Local Indian Subsidiary or Joint Venture Company :

Subject to Foreign Direct Investment Guidelines and Foreign Exchange Regulations discussed in Chapter three, a foreign company can set-up its own wholly owned Indian subsidiary or joint venture company with an Indian or foreign partner.

Subsidiary or a joint venture company can be formed either as a private limited company or a public limited company. A private limited company is obliged to restrict the right of its members to transfer the shares, can have only 50 shareholders and is not allowed to have access to deposits from public directly. It is also subject to less corporate compliances requirements as compared to a public company which is eligible for listing on stock exchanges.

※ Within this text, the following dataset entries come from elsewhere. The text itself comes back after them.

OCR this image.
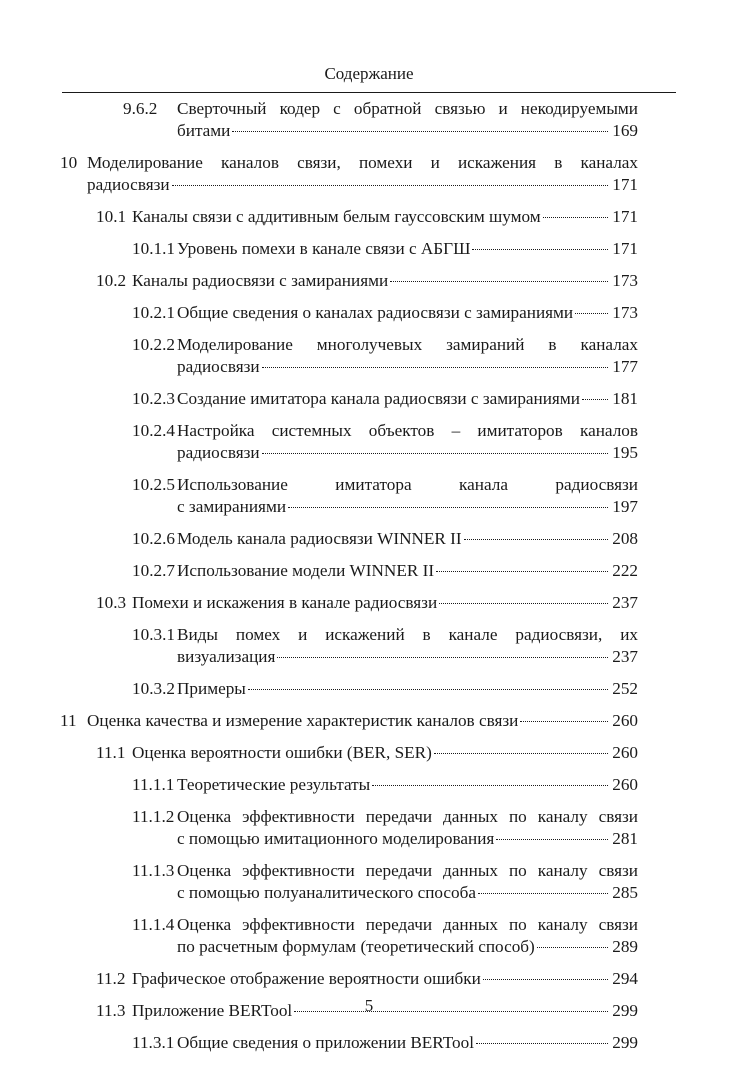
Содержание
9.6.2	Сверточный кодер с обратной связью и некодируемыми
битами	169
10 Моделирование каналов связи, помехи и искажения в каналах
радиосвязи	171
10.1 Каналы связи с аддитивным белым гауссовским шумом	171
10.1.1 Уровень помехи в канале связи с АБГШ	171
10.2 Каналы радиосвязи с замираниями	173
10.2.1 Общие сведения о каналах радиосвязи с замираниями 173
10.2.2 Моделирование многолучевых замираний в каналах
радиосвязи	177
10.2.3 Создание имитатора канала радиосвязи с замираниями 181
10.2.4 Настройка системных объектов – имитаторов каналов
радиосвязи	195
10.2.5 Использование имитатора канала радиосвязи
с замираниями	197
10.2.6 Модель канала радиосвязи WINNER II	208
10.2.7 Использование модели WINNER II	222
10.3 Помехи и искажения в канале радиосвязи	237
10.3.1 Виды помех и искажений в канале радиосвязи, их
визуализация	237
10.3.2 Примеры	252
11 Оценка качества и измерение характеристик каналов связи	260
11.1 Оценка вероятности ошибки (BER, SER)	260
11.1.1 Теоретические результаты	260
11.1.2 Оценка эффективности передачи данных по каналу связи
с помощью имитационного моделирования	281
11.1.3 Оценка эффективности передачи данных по каналу связи
с помощью полуаналитического способа	285
11.1.4 Оценка эффективности передачи данных по каналу связи
по расчетным формулам (теоретический способ)	289
11.2 Графическое отображение вероятности ошибки	294
11.3 Приложение BERTool	299
11.3.1 Общие сведения о приложении BERTool	299
5
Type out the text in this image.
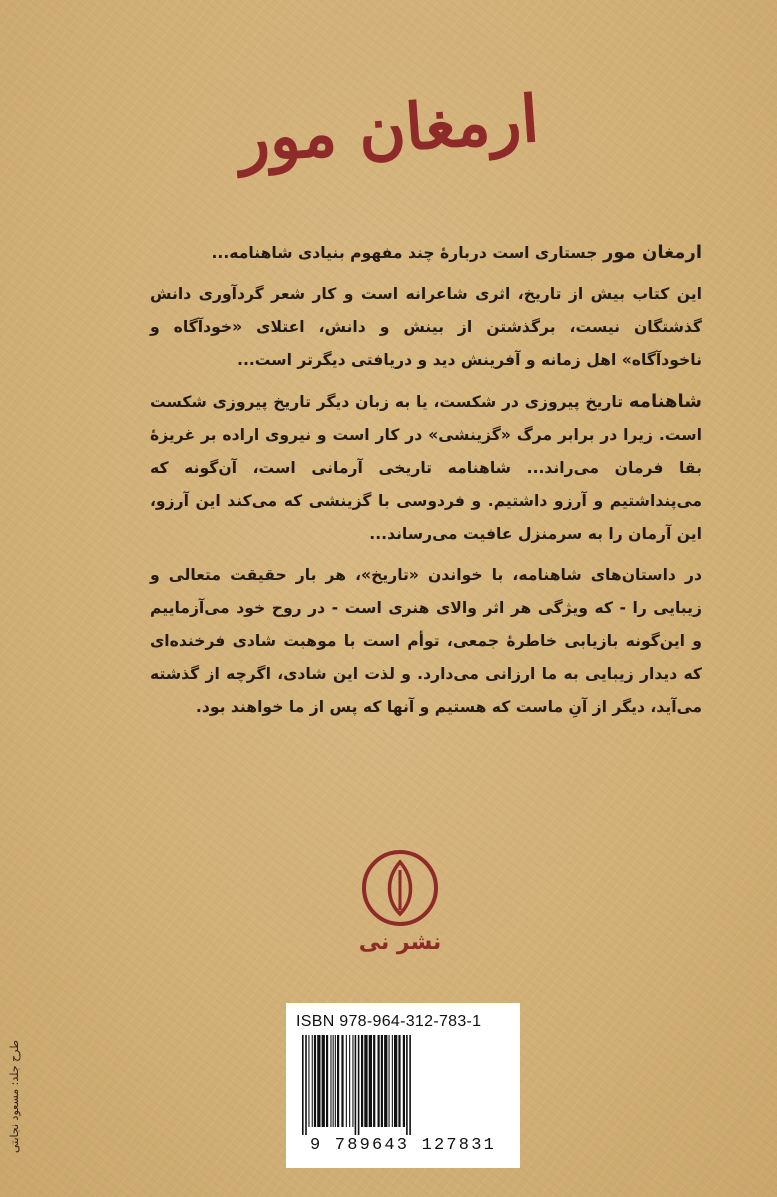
ارمغان مور

ارمغان مور جستاری است دربارهٔ چند مفهوم بنیادی شاهنامه...

این کتاب بیش از تاریخ، اثری شاعرانه است و کار شعر گردآوری دانش گذشتگان نیست، برگذشتن از بینش و دانش، اعتلای «خودآگاه و ناخودآگاه» اهل زمانه و آفرینش دید و دریافتی دیگرتر است...

شاهنامه تاریخ پیروزی در شکست، یا به زبان دیگر تاریخ پیروزی شکست است. زیرا در برابر مرگ «گزینشی» در کار است و نیروی اراده بر غریزهٔ بقا فرمان می‌راند... شاهنامه تاریخی آرمانی است، آن‌گونه که می‌پنداشتیم و آرزو داشتیم. و فردوسی با گزینشی که می‌کند این آرزو، این آرمان را به سرمنزل عافیت می‌رساند...

در داستان‌های شاهنامه، با خواندن «تاریخ»، هر بار حقیقت متعالی و زیبایی را - که ویژگی هر اثر والای هنری است - در روح خود می‌آزماییم و این‌گونه بازیابی خاطرهٔ جمعی، توأم است با موهبت شادی فرخنده‌ای که دیدار زیبایی به ما ارزانی می‌دارد. و لذت این شادی، اگرچه از گذشته می‌آید، دیگر از آنِ ماست که هستیم و آنها که پس از ما خواهند بود.

نشر نی
ISBN 978-964-312-783-1
9 789643 127831
طرح جلد: مسعود نجابتی
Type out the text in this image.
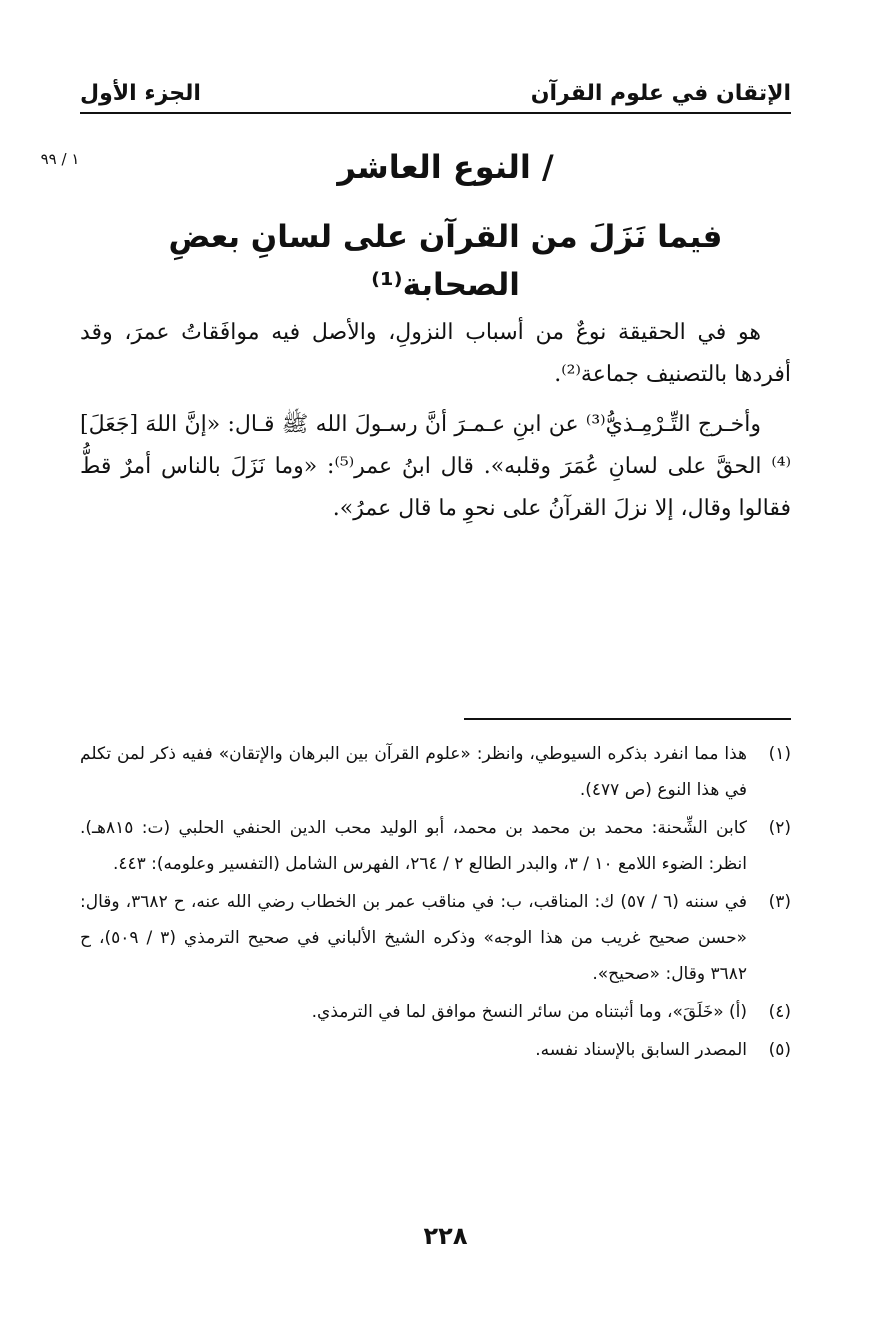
الإتقان في علوم القرآن
الجزء الأول
١ / ٩٩	/ النوع العاشر
فيما نَزَلَ من القرآن على لسانِ بعضِ الصحابة⁽¹⁾

هو في الحقيقة نوعٌ من أسباب النزولِ، والأصل فيه موافَقاتُ عمرَ، وقد أفردها بالتصنيف جماعة⁽²⁾.

وأخـرج التِّـرْمِـذيُّ⁽³⁾ عن ابنِ عـمـرَ أنَّ رسـولَ الله ﷺ قـال: «إنَّ اللهَ [جَعَلَ]⁽⁴⁾ الحقَّ على لسانِ عُمَرَ وقلبه». قال ابنُ عمر⁽⁵⁾: «وما نَزَلَ بالناس أمرٌ قطُّ فقالوا وقال، إلا نزلَ القرآنُ على نحوِ ما قال عمرُ».

(١)
هذا مما انفرد بذكره السيوطي، وانظر: «علوم القرآن بين البرهان والإتقان» ففيه ذكر لمن تكلم في هذا النوع (ص ٤٧٧).
(٢)
كابن الشِّحنة: محمد بن محمد بن محمد، أبو الوليد محب الدين الحنفي الحلبي (ت: ٨١٥هـ). انظر: الضوء اللامع ١٠ / ٣، والبدر الطالع ٢ / ٢٦٤، الفهرس الشامل (التفسير وعلومه): ٤٤٣.
(٣)
في سننه (٦ / ٥٧) ك: المناقب، ب: في مناقب عمر بن الخطاب رضي الله عنه، ح ٣٦٨٢، وقال: «حسن صحيح غريب من هذا الوجه» وذكره الشيخ الألباني في صحيح الترمذي (٣ / ٥٠٩)، ح ٣٦٨٢ وقال: «صحيح».
(٤)
(أ) «خَلَقَ»، وما أثبتناه من سائر النسخ موافق لما في الترمذي.
(٥)
المصدر السابق بالإسناد نفسه.
٢٢٨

A company is regulated inter alia by the Registrar of Companies (ROC) under the Companies Act, 1956. The table below highlights certain key differences between a private and public company:

  Private Limited company Public Limited company
Minimum number of shareholders 2 7
Maximum number of shareholders 50 Unlimited
Minimum number of directors 2 3
Maximum number of directors 7 12 (can be increased with Government approval)
Minimum paid –up capital requirement in general INR 1,00,000 INR 5,00,000

A private company can commence business immediately on obtaining a Certificate of Incorporation from the Registrar of Companies (ROC). A public company is required to obtain a “Certificate of Commencement of Business” by filing additional documents with the ROC.